Conservative MP Sarah Wollaston summed it up well as events unfolded on Monday, tweeting: “It’s like last week’s vote never happened. Plan B is Plan A.” It sure was. It was incredible but yet perhaps we should all have seen it coming given the Brexit track record of Mrs May, the UK Government, and the noisy and troublesome band of arch-Brexiters in the Conservative Party.

The Institute of Directors was more low-key in its response, while sensibly flagging the possible need to put back the Brexit date, in a response entitled, ‘The stasis continues’.

Citing the abolition of the settled-status fee, Federation of Small Businesses national chairman Mike Cherry declared: “This positive step cannot...act as smoke and mirrors hiding the lack of a clear plan to steer us away from a chaotic no-deal Brexit on March 29 that would be so damaging for many in the UK’s small business community.”

As businesses and households take fright, the Tory arch-Brexiters keep the humdingers coming.

International trade secretary Liam Fox told BBC’s Today programme that delaying or cancelling Brexit would be worse than leaving the EU with no deal.

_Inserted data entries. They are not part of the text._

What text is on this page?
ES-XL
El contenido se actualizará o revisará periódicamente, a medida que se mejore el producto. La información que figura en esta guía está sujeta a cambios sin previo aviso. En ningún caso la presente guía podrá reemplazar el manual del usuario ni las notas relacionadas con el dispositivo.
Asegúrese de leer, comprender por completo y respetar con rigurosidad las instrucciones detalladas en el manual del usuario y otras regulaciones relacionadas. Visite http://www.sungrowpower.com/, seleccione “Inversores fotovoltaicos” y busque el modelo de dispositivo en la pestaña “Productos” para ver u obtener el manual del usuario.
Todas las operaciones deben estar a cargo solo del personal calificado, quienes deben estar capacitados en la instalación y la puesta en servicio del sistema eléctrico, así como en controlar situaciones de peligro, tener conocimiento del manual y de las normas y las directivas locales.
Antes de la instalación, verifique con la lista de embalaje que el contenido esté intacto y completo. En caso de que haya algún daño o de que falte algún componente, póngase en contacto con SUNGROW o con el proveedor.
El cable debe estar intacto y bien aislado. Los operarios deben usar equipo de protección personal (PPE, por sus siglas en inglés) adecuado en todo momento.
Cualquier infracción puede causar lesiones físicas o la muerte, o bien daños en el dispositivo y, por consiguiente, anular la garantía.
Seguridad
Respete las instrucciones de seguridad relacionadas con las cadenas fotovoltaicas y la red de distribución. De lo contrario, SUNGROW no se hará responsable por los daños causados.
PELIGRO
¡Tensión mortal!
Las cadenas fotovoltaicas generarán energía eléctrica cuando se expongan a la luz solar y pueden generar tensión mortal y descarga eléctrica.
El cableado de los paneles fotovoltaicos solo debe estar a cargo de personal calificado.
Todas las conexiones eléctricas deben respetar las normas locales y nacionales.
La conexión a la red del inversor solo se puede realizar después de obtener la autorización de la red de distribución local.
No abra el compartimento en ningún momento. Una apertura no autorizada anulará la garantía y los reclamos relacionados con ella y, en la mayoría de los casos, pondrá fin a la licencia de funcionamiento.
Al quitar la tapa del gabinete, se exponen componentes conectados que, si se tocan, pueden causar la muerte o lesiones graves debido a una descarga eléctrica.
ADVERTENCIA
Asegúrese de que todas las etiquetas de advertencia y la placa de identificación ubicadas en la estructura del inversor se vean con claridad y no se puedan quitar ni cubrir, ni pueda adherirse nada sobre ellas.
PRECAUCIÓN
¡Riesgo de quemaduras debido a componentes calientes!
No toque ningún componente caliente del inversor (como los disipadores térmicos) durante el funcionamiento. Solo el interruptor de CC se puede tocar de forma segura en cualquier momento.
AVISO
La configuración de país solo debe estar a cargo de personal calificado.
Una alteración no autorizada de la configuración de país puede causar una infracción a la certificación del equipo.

How so exactly?

Surely he has read about the Bank of England’s forecast that a no-deal departure could trigger a UK recession even deeper than that brought on by the global financial crisis around a decade ago?

We have seen former prime minister David Cameron, who ushered in the whole Brexit fiasco with an entirely unnecessary referendum, on television, discussing the current state of affairs. It is almost as if some people believe he has some key to ending the nightmare he has brought upon us.

We are living in a very strange world. Secretary of State for Exiting the European Union Stephen Barclay declared yesterday that he was taking a warning from plane-maker Airbus – about its UK factories being under threat in the event of a disorderly Brexit – “very seriously”. You would hope so – Airbus employs more than 14,000 people in the UK and calculates that it supports in excess of 110,000 jobs through its supply chain.

And Airbus chief executive Tom Enders was certainly not joking when he declared, entirely justifiably, that it was a “disgrace” that businesses were still unable to plan properly, more than two years after the Brexit referendum. What is more, he was not kidding when he warned people not to believe “Brexiters’ madness” which asserted that, just because Airbus had major UK plants, it would not move and would always be here.

In spite of Mr Barclay’s words, all the signs are that the UK Government is not taking the consequences of its Brexit odyssey anywhere near seriously enough.